November 29, 2024
BANGOR DAILY NEWS (BANGOR, MAINE

Speaker Elizabeth Mitchell’s $17 million plan to repair, restore and retrofit the State House is ambitious.

And it’s about time someone showed some ambition regarding the dreadful condition of Maine’s most important public building.

Anywhere one looks — from the collapsed ceiling of the once-grand entrance to every dingy nook and grubby cranny, from the walls pocked with hubcap-sized chunks of missing plaster to the water-damaged floors, the neglect heaped upon this 166-year-old structure is beyond evident. It’s blatant.

The state of the State House is an insult both to the living — witness the building’s lone, startlingly awkward and unfriendly handicapped entrance — and to the dead. The Hall of Flags, with its peeling walls, its mistreated marble floor, its corners used as storage for folding chairs and tables, is a dishonor to the heroes who carried those banners into battle.

Visitors, whether schoolchildren, tourists or citizens come to interact with their government, are assaulted by jutting pipes, dangling wires, dripping window air conditioners installed indoors, office equipment and boxes of papers stored in hallways. The foot-weary have a choice between cheesy couches scrounged from the Brady Bunch yard sale or older stuff upholstered mainly in duct tape.

Working conditions are even worse. The reason the hallways are so cluttered with office supplies, equipment and other stuff isn’t that there are no closets in the building. The problem is that people are working in the closets.

One hundred fifty-one representatives share an office the size of the average postage stamp, their only private space a manilla folder in a cardboard box. Committee offices are even more cramped and depressing: three workers share one desk; the choice must be made between natural sunlight and drafts or warmth and opaque plastic sheeting; wires and pipes gain entrance to these hovels through holes created by bazooka shot; carpets are a mosaic of types and stain patterns.

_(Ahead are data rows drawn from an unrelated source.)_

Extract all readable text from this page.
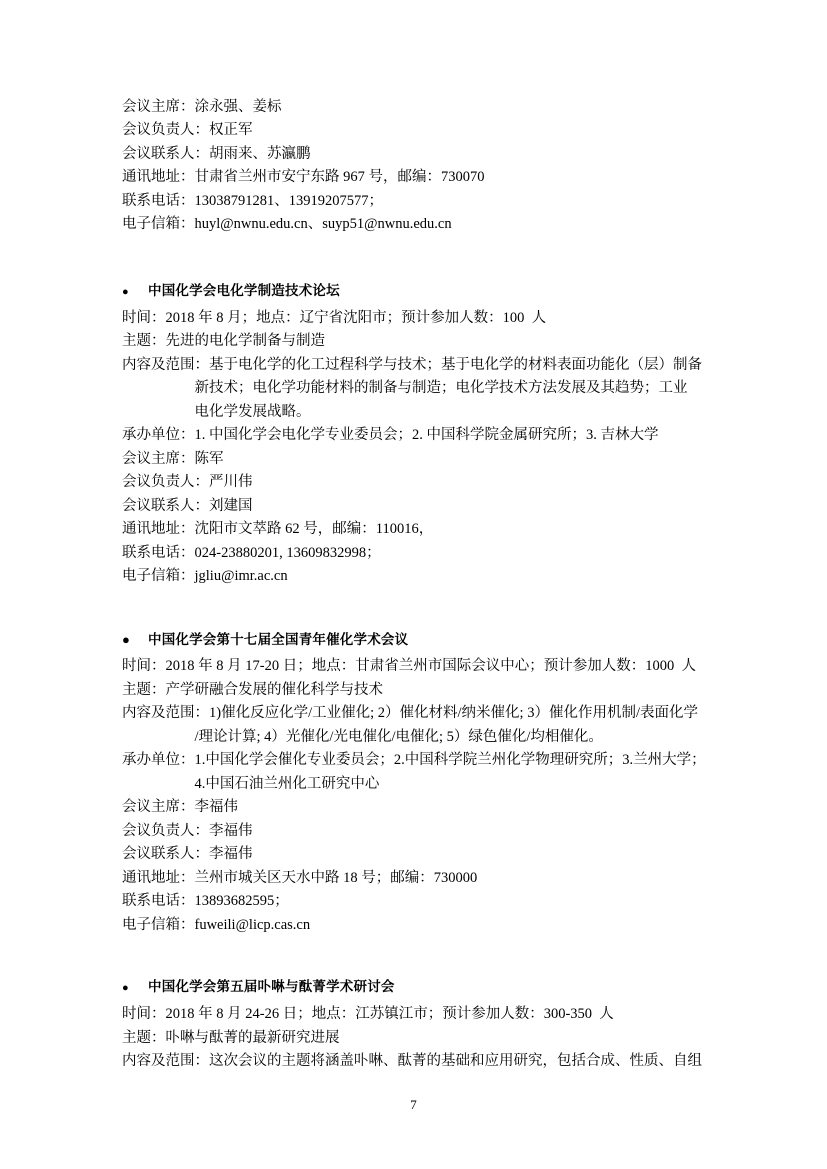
会议主席：涂永强、姜标
会议负责人：权正军
会议联系人：胡雨来、苏瀛鹏
通讯地址：甘肃省兰州市安宁东路 967 号，邮编：730070
联系电话：13038791281、13919207577；
电子信箱：huyl@nwnu.edu.cn、suyp51@nwnu.edu.cn
●	中国化学会电化学制造技术论坛
时间：2018 年 8 月；地点：辽宁省沈阳市；预计参加人数：100  人
主题：先进的电化学制备与制造
内容及范围：基于电化学的化工过程科学与技术；基于电化学的材料表面功能化（层）制备
新技术；电化学功能材料的制备与制造；电化学技术方法发展及其趋势；工业
电化学发展战略。
承办单位：1. 中国化学会电化学专业委员会；2. 中国科学院金属研究所；3. 吉林大学
会议主席：陈军
会议负责人：严川伟
会议联系人：刘建国
通讯地址：沈阳市文萃路 62 号，邮编：110016，
联系电话：024-23880201, 13609832998；
电子信箱：jgliu@imr.ac.cn
●	中国化学会第十七届全国青年催化学术会议
时间：2018 年 8 月 17-20 日；地点：甘肃省兰州市国际会议中心；预计参加人数：1000  人
主题：产学研融合发展的催化科学与技术
内容及范围：1)催化反应化学/工业催化; 2）催化材料/纳米催化; 3）催化作用机制/表面化学
/理论计算; 4）光催化/光电催化/电催化; 5）绿色催化/均相催化。
承办单位：1.中国化学会催化专业委员会；2.中国科学院兰州化学物理研究所；3.兰州大学；
4.中国石油兰州化工研究中心
会议主席：李福伟
会议负责人：李福伟
会议联系人：李福伟
通讯地址：兰州市城关区天水中路 18 号；邮编：730000
联系电话：13893682595；
电子信箱：fuweili@licp.cas.cn
●	中国化学会第五届卟啉与酞菁学术研讨会
时间：2018 年 8 月 24-26 日；地点：江苏镇江市；预计参加人数：300-350  人
主题：卟啉与酞菁的最新研究进展
内容及范围：这次会议的主题将涵盖卟啉、酞菁的基础和应用研究，包括合成、性质、自组
7
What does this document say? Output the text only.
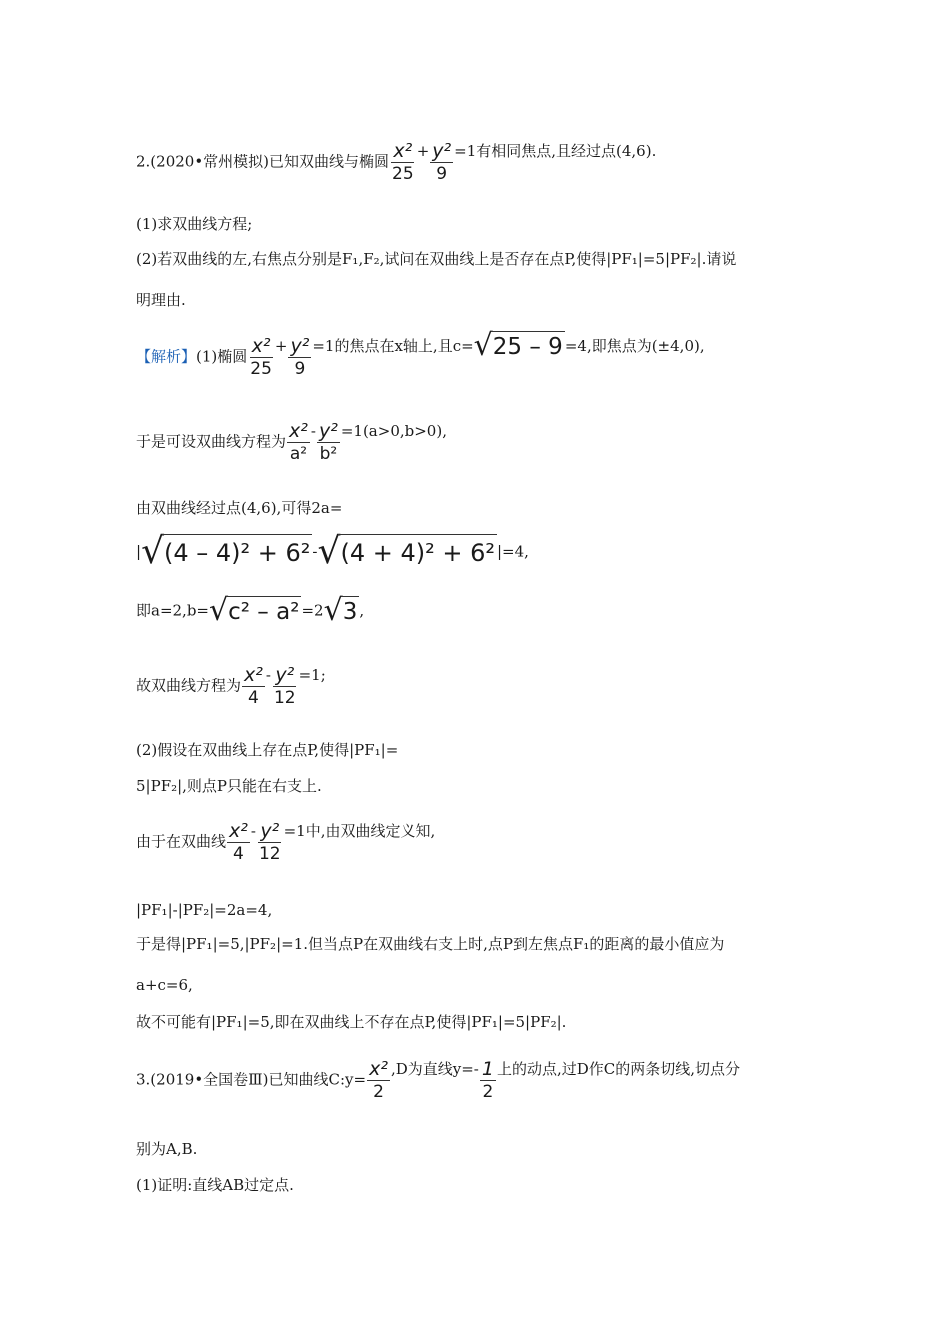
2.(2020•常州模拟)已知双曲线与椭圆 $\frac{\text{x²}}{25} + \frac{\text{y²}}{9} =1$有相同焦点,且经过点(4,6).
(1)求双曲线方程;
(2)若双曲线的左,右焦点分别是F₁,F₂,试问在双曲线上是否存在点P,使得|PF₁|=5|PF₂|.请说
明理由.
【解析】(1)椭圆 $\frac{\text{x²}}{25} + \frac{\text{y²}}{9} =1$的焦点在x轴上,且c= √ 25 – 9 =4,即焦点为(±4,0),
于是可设双曲线方程为 $\frac{\text{x²}}{\text{a²}} - \frac{\text{y²}}{\text{b²}} =1(a>0,b>0)$,
由双曲线经过点(4,6),可得2a=
| √ (4 – 4)² + 6² - √ (4 + 4)² + 6² |=4,
即a=2,b= √ c² – a² =2 √ 3 ,
故双曲线方程为 $\frac{\text{x²}}{4} - \frac{\text{y²}}{12} =1$;
(2)假设在双曲线上存在点P,使得|PF₁|=
5|PF₂|,则点P只能在右支上.
由于在双曲线 $\frac{\text{x²}}{4} - \frac{\text{y²}}{12} =1$中,由双曲线定义知,
|PF₁|-|PF₂|=2a=4,
于是得|PF₁|=5,|PF₂|=1.但当点P在双曲线右支上时,点P到左焦点F₁的距离的最小值应为
a+c=6,
故不可能有|PF₁|=5,即在双曲线上不存在点P,使得|PF₁|=5|PF₂|.
3.(2019•全国卷Ⅲ)已知曲线C:y= $\frac{\text{x²}}{2} ,D$为直线$y=- \frac{1}{2}$ 上的动点,过D作C的两条切线,切点分
别为A,B.
(1)证明:直线AB过定点.
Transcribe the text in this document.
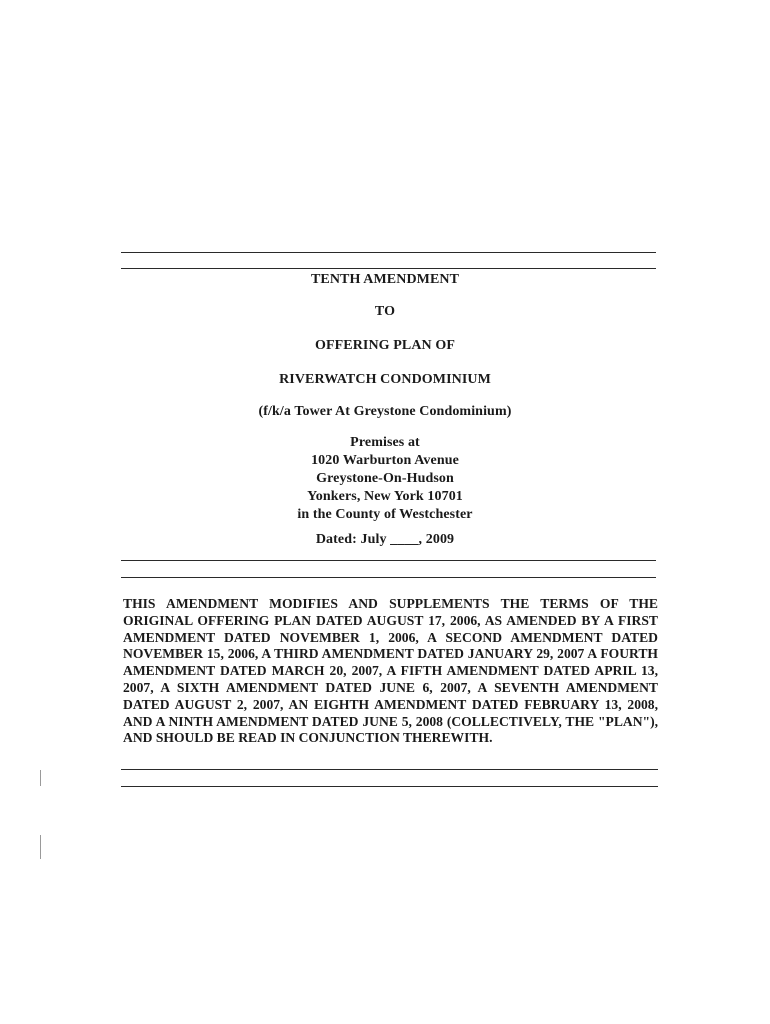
TENTH AMENDMENT
TO
OFFERING PLAN OF
RIVERWATCH CONDOMINIUM
(f/k/a Tower At Greystone Condominium)
Premises at
1020 Warburton Avenue
Greystone-On-Hudson
Yonkers, New York 10701
in the County of Westchester
Dated: July ____, 2009
THIS AMENDMENT MODIFIES AND SUPPLEMENTS THE TERMS OF THE ORIGINAL OFFERING PLAN DATED AUGUST 17, 2006, AS AMENDED BY A FIRST AMENDMENT DATED NOVEMBER 1, 2006, A SECOND AMENDMENT DATED NOVEMBER 15, 2006, A THIRD AMENDMENT DATED JANUARY 29, 2007 A FOURTH AMENDMENT DATED MARCH 20, 2007, A FIFTH AMENDMENT DATED APRIL 13, 2007, A SIXTH AMENDMENT DATED JUNE 6, 2007, A SEVENTH AMENDMENT DATED AUGUST 2, 2007, AN EIGHTH AMENDMENT DATED FEBRUARY 13, 2008, AND A NINTH AMENDMENT DATED JUNE 5, 2008 (COLLECTIVELY, THE "PLAN"), AND SHOULD BE READ IN CONJUNCTION THEREWITH.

Lead paint, asbestos and mice are constant companions.

The restoration plan calls for spending $6.7 million on health and safety corrections, $1.8 million to enhance accesibility; $700,000 to shore up the structure; $4.5 million to restore the public spaces; and $3.4 million to bring the capitol into the computer age.

Mitchell’s proposed $14 million bond issue last session was trimmed down by balky legislators last session to $2 million for safety and accesibility improvements, which voters endorsed in November.

That’s a start, but there’s much to be done. Mitchell now proposes using $8 to $10 million of the state’s revenue surplus (which now stands at $185 million), with another $3 to $4 million coming from the governor’s facilities bonding authority.

When the Legislature convenes next month, the argument over what to do with the surplus is sure to be loud and long, but restoring the State House to a condition that is presentable to the public and humane to the workers must be one area of consensus. Merely because it took decades for the building to fall into disrepair is no reason to take decades to fix it. The current condition shows what one gets with the Band-Aid approach — a lot of Band-Aids.

Many legislators, as well as the governor, already have said that some of the surplus might well be used for one-time expenses, paying cash in hand now instead of borrowing later. The State House project is just such an expense. Construction work only grows for costly with time; doing it now, while Maine has the money, is the fiscally prudent thing to do.